In the past years the interest given on savings accounts was poor or absent. Customary saving strategies did not make sense so many in the position to accumulate wealth sought different possibilities to grow capital. Some of it intended for medium term, some for longer term. The availability of investment opportunities to everyone with a smartphone has exploded, and the number of commercial efforts to steer you towards solutions even more.
Not that long ago investing was (a) something few had access to, (b) considered complex enough compelling the investor to obtain advice before making the decision where to invest in and with how much, (c) restricted in the sense that non-professional investors could make individual trades in shares or bonds, (d) not including crypto or finfluencers.

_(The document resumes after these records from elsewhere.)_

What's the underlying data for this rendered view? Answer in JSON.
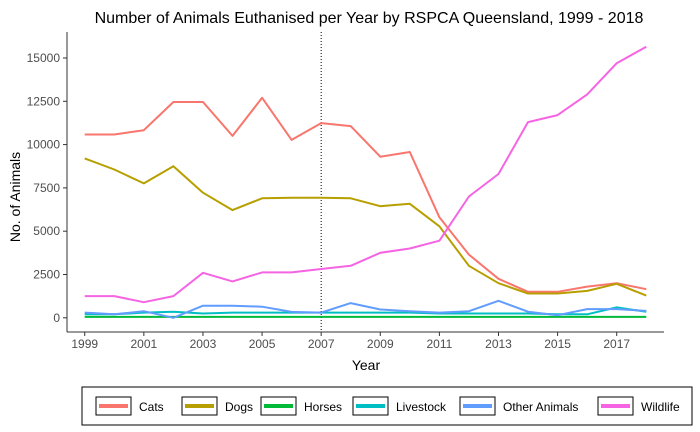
{
  "chart_data": {
    "type": "line",
    "title": "Number of Animals Euthanised per Year by RSPCA Queensland, 1999 - 2018",
    "xlabel": "Year",
    "ylabel": "No. of Animals",
    "xlim": [
      1998.4,
      2018.6
    ],
    "ylim": [
      -820,
      16500
    ],
    "x": [
      1999,
      2000,
      2001,
      2002,
      2003,
      2004,
      2005,
      2006,
      2007,
      2008,
      2009,
      2010,
      2011,
      2012,
      2013,
      2014,
      2015,
      2016,
      2017,
      2018
    ],
    "x_ticks": [
      "1999",
      "2001",
      "2003",
      "2005",
      "2007",
      "2009",
      "2011",
      "2013",
      "2015",
      "2017"
    ],
    "y_ticks": [
      "0",
      "2500",
      "5000",
      "7500",
      "10000",
      "12500",
      "15000"
    ],
    "reference_line": {
      "x": 2007,
      "style": "dotted"
    },
    "grid": false,
    "legend_position": "bottom",
    "series": [
      {
        "name": "Cats",
        "color": "#F8766D",
        "values": [
          10580,
          10580,
          10830,
          12460,
          12460,
          10500,
          12700,
          10270,
          11240,
          11070,
          9300,
          9570,
          5800,
          3650,
          2250,
          1500,
          1500,
          1800,
          2000,
          1650
        ]
      },
      {
        "name": "Dogs",
        "color": "#B79F00",
        "values": [
          9200,
          8560,
          7760,
          8750,
          7220,
          6220,
          6900,
          6930,
          6930,
          6900,
          6440,
          6580,
          5280,
          3000,
          2000,
          1400,
          1400,
          1550,
          1960,
          1280
        ]
      },
      {
        "name": "Horses",
        "color": "#00BA38",
        "values": [
          50,
          50,
          50,
          50,
          50,
          50,
          50,
          50,
          50,
          50,
          50,
          50,
          50,
          50,
          50,
          50,
          50,
          50,
          50,
          50
        ]
      },
      {
        "name": "Livestock",
        "color": "#00BFC4",
        "values": [
          200,
          200,
          300,
          350,
          250,
          300,
          300,
          300,
          300,
          300,
          300,
          300,
          250,
          250,
          250,
          250,
          200,
          200,
          600,
          350
        ]
      },
      {
        "name": "Other Animals",
        "color": "#619CFF",
        "values": [
          300,
          200,
          380,
          0,
          700,
          700,
          640,
          340,
          300,
          850,
          480,
          380,
          300,
          380,
          980,
          350,
          150,
          500,
          500,
          400
        ]
      },
      {
        "name": "Wildlife",
        "color": "#F564E3",
        "values": [
          1250,
          1250,
          900,
          1250,
          2600,
          2100,
          2620,
          2620,
          2820,
          3000,
          3750,
          4000,
          4450,
          7000,
          8300,
          11300,
          11700,
          12900,
          14700,
          15650
        ]
      }
    ]
  }
}
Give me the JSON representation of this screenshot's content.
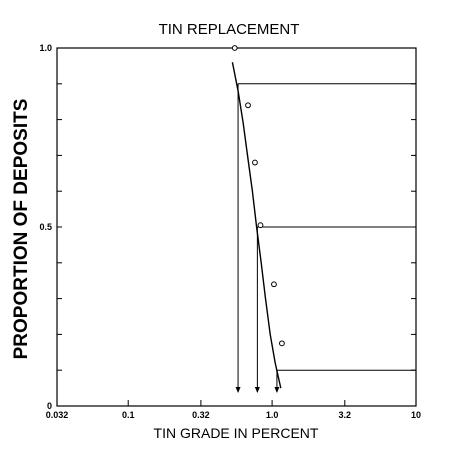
{
  "chart_data": {
    "type": "scatter",
    "title": "TIN REPLACEMENT",
    "xlabel": "TIN GRADE IN PERCENT",
    "ylabel": "PROPORTION OF DEPOSITS",
    "x_scale": "log",
    "xlim": [
      0.032,
      10
    ],
    "ylim": [
      0,
      1.0
    ],
    "x_ticks": [
      0.032,
      0.1,
      0.32,
      1.0,
      3.2,
      10
    ],
    "x_tick_labels": [
      "0.032",
      "0.1",
      "0.32",
      "1.0",
      "3.2",
      "10"
    ],
    "y_ticks": [
      0,
      0.1,
      0.2,
      0.3,
      0.4,
      0.5,
      0.6,
      0.7,
      0.8,
      0.9,
      1.0
    ],
    "y_tick_labels": {
      "0": "0",
      "0.5": "0.5",
      "1": "1.0"
    },
    "grid": false,
    "observed_points": [
      {
        "x": 0.55,
        "y": 1.0
      },
      {
        "x": 0.68,
        "y": 0.84
      },
      {
        "x": 0.76,
        "y": 0.68
      },
      {
        "x": 0.83,
        "y": 0.505
      },
      {
        "x": 1.03,
        "y": 0.34
      },
      {
        "x": 1.17,
        "y": 0.175
      }
    ],
    "fitted_curve": [
      {
        "x": 0.53,
        "y": 0.96
      },
      {
        "x": 0.58,
        "y": 0.88
      },
      {
        "x": 0.63,
        "y": 0.79
      },
      {
        "x": 0.68,
        "y": 0.69
      },
      {
        "x": 0.73,
        "y": 0.6
      },
      {
        "x": 0.78,
        "y": 0.5
      },
      {
        "x": 0.84,
        "y": 0.4
      },
      {
        "x": 0.9,
        "y": 0.3
      },
      {
        "x": 0.97,
        "y": 0.2
      },
      {
        "x": 1.05,
        "y": 0.12
      },
      {
        "x": 1.15,
        "y": 0.05
      }
    ],
    "percentile_lines": [
      {
        "y": 0.9,
        "x": 0.58
      },
      {
        "y": 0.5,
        "x": 0.79
      },
      {
        "y": 0.1,
        "x": 1.08
      }
    ]
  }
}
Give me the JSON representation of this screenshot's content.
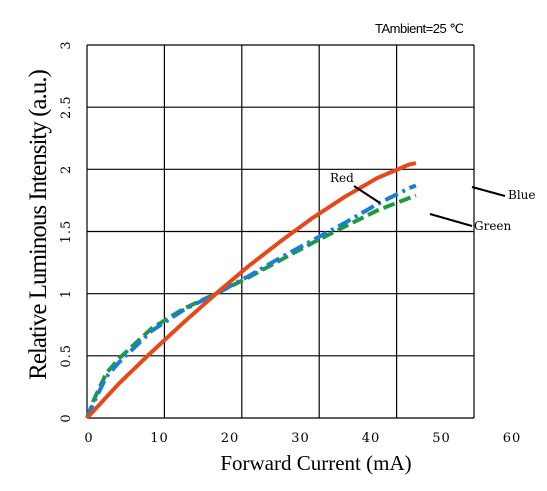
{
  "chart_data": {
    "type": "line",
    "annotation": "TAmbient=25 ℃",
    "xlabel": "Forward Current (mA)",
    "ylabel": "Relative Luminous Intensity (a.u.)",
    "xlim": [
      0,
      60
    ],
    "ylim": [
      0,
      3
    ],
    "x_ticks": [
      "0",
      "10",
      "20",
      "30",
      "40",
      "50",
      "60"
    ],
    "y_ticks": [
      "0",
      "0.5",
      "1",
      "1.5",
      "2",
      "2.5",
      "3"
    ],
    "grid": true,
    "series": [
      {
        "name": "Red",
        "color": "#e8471a",
        "style": "solid",
        "x": [
          0,
          5,
          10,
          15,
          20,
          25,
          30,
          35,
          40,
          45,
          50,
          51
        ],
        "y": [
          0,
          0.28,
          0.53,
          0.77,
          1.0,
          1.22,
          1.42,
          1.61,
          1.78,
          1.93,
          2.04,
          2.05
        ]
      },
      {
        "name": "Blue",
        "color": "#1a7fd4",
        "style": "dashdot",
        "x": [
          0,
          1,
          3,
          5,
          10,
          15,
          20,
          25,
          30,
          35,
          40,
          45,
          50,
          51
        ],
        "y": [
          0,
          0.12,
          0.33,
          0.45,
          0.7,
          0.87,
          1.0,
          1.14,
          1.29,
          1.43,
          1.57,
          1.72,
          1.85,
          1.87
        ]
      },
      {
        "name": "Green",
        "color": "#1e9a3c",
        "style": "dashed",
        "x": [
          0,
          1,
          3,
          5,
          10,
          15,
          20,
          25,
          30,
          35,
          40,
          45,
          50,
          51
        ],
        "y": [
          0,
          0.14,
          0.36,
          0.48,
          0.72,
          0.88,
          1.0,
          1.13,
          1.27,
          1.41,
          1.54,
          1.67,
          1.77,
          1.79
        ]
      }
    ]
  }
}
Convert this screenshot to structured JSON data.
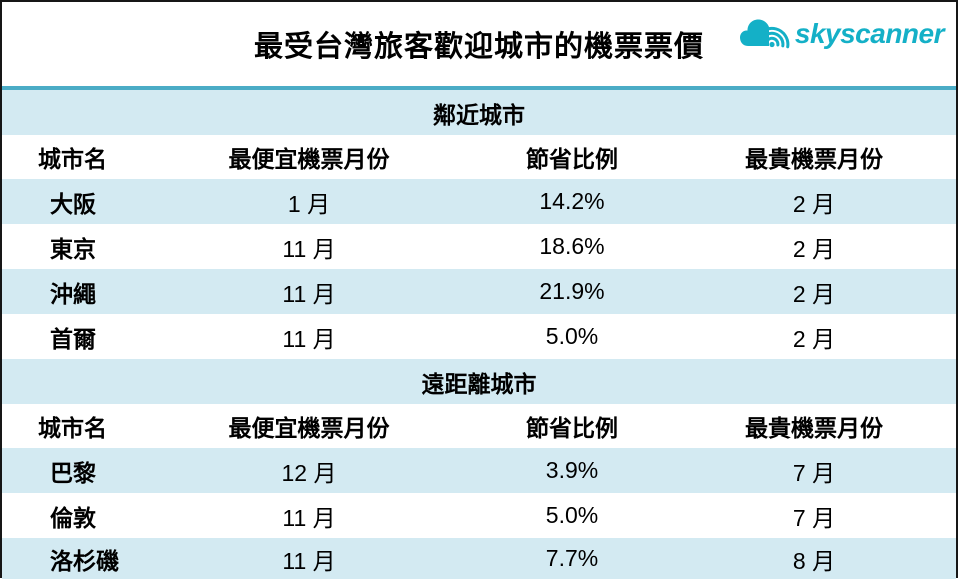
{
  "header": {
    "title": "最受台灣旅客歡迎城市的機票票價",
    "logo_text": "skyscanner"
  },
  "colors": {
    "accent_teal": "#4bacc6",
    "row_light_blue": "#d3eaf2",
    "logo_teal": "#14b0c7",
    "border_black": "#161616"
  },
  "chart_data": {
    "type": "table",
    "title": "最受台灣旅客歡迎城市的機票票價",
    "columns": [
      "城市名",
      "最便宜機票月份",
      "節省比例",
      "最貴機票月份"
    ],
    "sections": [
      {
        "name": "鄰近城市",
        "rows": [
          [
            "大阪",
            "1 月",
            "14.2%",
            "2 月"
          ],
          [
            "東京",
            "11 月",
            "18.6%",
            "2 月"
          ],
          [
            "沖繩",
            "11 月",
            "21.9%",
            "2 月"
          ],
          [
            "首爾",
            "11 月",
            "5.0%",
            "2 月"
          ]
        ]
      },
      {
        "name": "遠距離城市",
        "rows": [
          [
            "巴黎",
            "12 月",
            "3.9%",
            "7 月"
          ],
          [
            "倫敦",
            "11 月",
            "5.0%",
            "7 月"
          ],
          [
            "洛杉磯",
            "11 月",
            "7.7%",
            "8 月"
          ]
        ]
      }
    ],
    "layout": {
      "striped": true,
      "stripe_pattern": "section band blue, header white, then alternating blue/white starting blue"
    }
  }
}
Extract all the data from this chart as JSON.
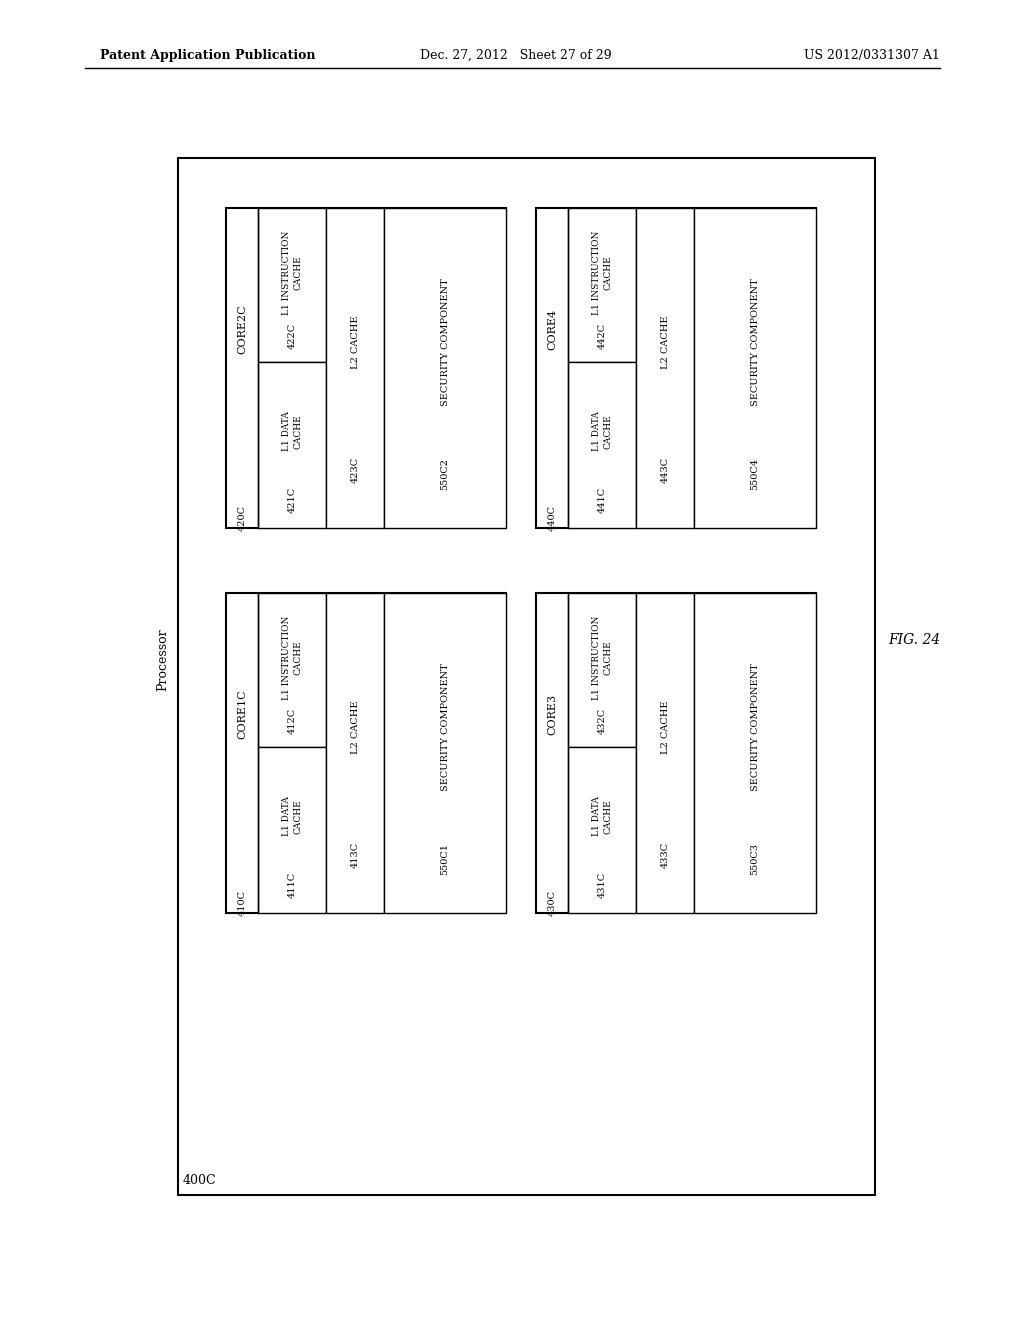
{
  "page_header_left": "Patent Application Publication",
  "page_header_mid": "Dec. 27, 2012   Sheet 27 of 29",
  "page_header_right": "US 2012/0331307 A1",
  "fig_label": "FIG. 24",
  "processor_label": "Processor",
  "outer_box_label": "400C",
  "cores": [
    {
      "id": "CORE2C",
      "box_label": "420C",
      "l1_instr_label": "L1 INSTRUCTION\nCACHE",
      "l1_instr_id": "422C",
      "l1_data_label": "L1 DATA\nCACHE",
      "l1_data_id": "421C",
      "l2_label": "L2 CACHE",
      "l2_id": "423C",
      "sec_label": "SECURITY COMPONENT",
      "sec_id": "550C2",
      "row": 0,
      "col": 0
    },
    {
      "id": "CORE4",
      "box_label": "440C",
      "l1_instr_label": "L1 INSTRUCTION\nCACHE",
      "l1_instr_id": "442C",
      "l1_data_label": "L1 DATA\nCACHE",
      "l1_data_id": "441C",
      "l2_label": "L2 CACHE",
      "l2_id": "443C",
      "sec_label": "SECURITY COMPONENT",
      "sec_id": "550C4",
      "row": 0,
      "col": 1
    },
    {
      "id": "CORE1C",
      "box_label": "410C",
      "l1_instr_label": "L1 INSTRUCTION\nCACHE",
      "l1_instr_id": "412C",
      "l1_data_label": "L1 DATA\nCACHE",
      "l1_data_id": "411C",
      "l2_label": "L2 CACHE",
      "l2_id": "413C",
      "sec_label": "SECURITY COMPONENT",
      "sec_id": "550C1",
      "row": 1,
      "col": 0
    },
    {
      "id": "CORE3",
      "box_label": "430C",
      "l1_instr_label": "L1 INSTRUCTION\nCACHE",
      "l1_instr_id": "432C",
      "l1_data_label": "L1 DATA\nCACHE",
      "l1_data_id": "431C",
      "l2_label": "L2 CACHE",
      "l2_id": "433C",
      "sec_label": "SECURITY COMPONENT",
      "sec_id": "550C3",
      "row": 1,
      "col": 1
    }
  ]
}
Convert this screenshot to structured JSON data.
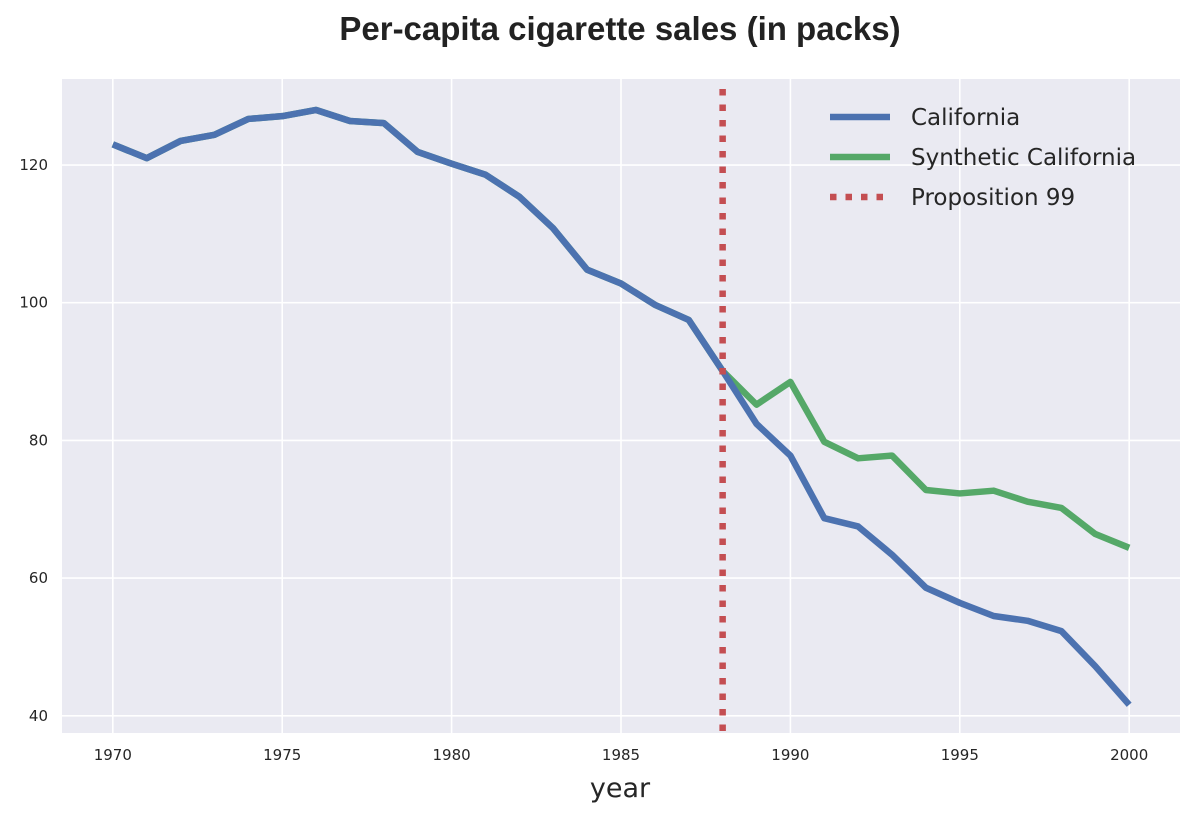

In a couple of decades technology has brought a huge increase in available products with a high degree of standardization (e.g. Exchange-traded Funds, ETFs) and has enabled private individuals to directly access exchanges to perform trades through brokers with just a smartphone. The downside: peer experience has taken the role of expert advice and execution-only responsibility has replaced duty of care.
For many, advisers are famous in their own bubble, or hardly known outside the professional environment of specialized advice firms, private bankers and whatnot. For many other subjects than money, peer reviews have become the norm becoming comfortable making a choice for a product or a service. Strong reasons for peer review acceptance are that “they cannot all be wrong” and it is in most cases without immediate cost. And for not overly complex situations that is fine; if a band aid does not do what it is made for you simply try another until you are satisfied.
The value of financial advice
When you are investing €1,000 each month to build your personal pension pot or any other costly dream, obligation or excuse this is a serious strain on most people’s net earnings and it is intended to really “fix something”. So if this effort does not yield the intended goal it will take an even bigger effort to (a) repair and (b) make sure the goal is achieved on time and (c) this time it had better work!
Professional advice does not come free (exceptions exist) for a number of reasons. To be able to opine we have to continuously update our knowledge, educate ourselves in many relevant fields, deliver on promises, be there for customers if plans do not succeed this month, help solve practical issues and more importantly, help control damage if it occurs or manage success above and beyond expectations. Protecting the license to operate not only takes effort, it requires an investment in money as well. Both need compensation and that is what clients pay.
Advisers are reviewed and benchmarked by client organizations, regulators and by financial institutions our clients work with. Fame comes on foot and goes by horse is a saying, and very much true for the financial advice profession.
A word to the wise
Everybody is entitled to an opinion, and as far as we are concerned, so are finfluencers. We do object to some of these persons with many digital followers if they make recommendations
- Without suitability analysis for your situation
- For providers they are somehow rewarded by (and the advice is not independent or presented to customers as independent),
- Of which evidence is just their experience and you only have their word for it.
Maybe you could check statements before making next steps. Many financial mistakes are the result of a small risk with a large impact. Will your peer actually help solve an undesired situation. Does the peer have the experience and the capacity to do so? In our opinion, professional financial advisers will get you further.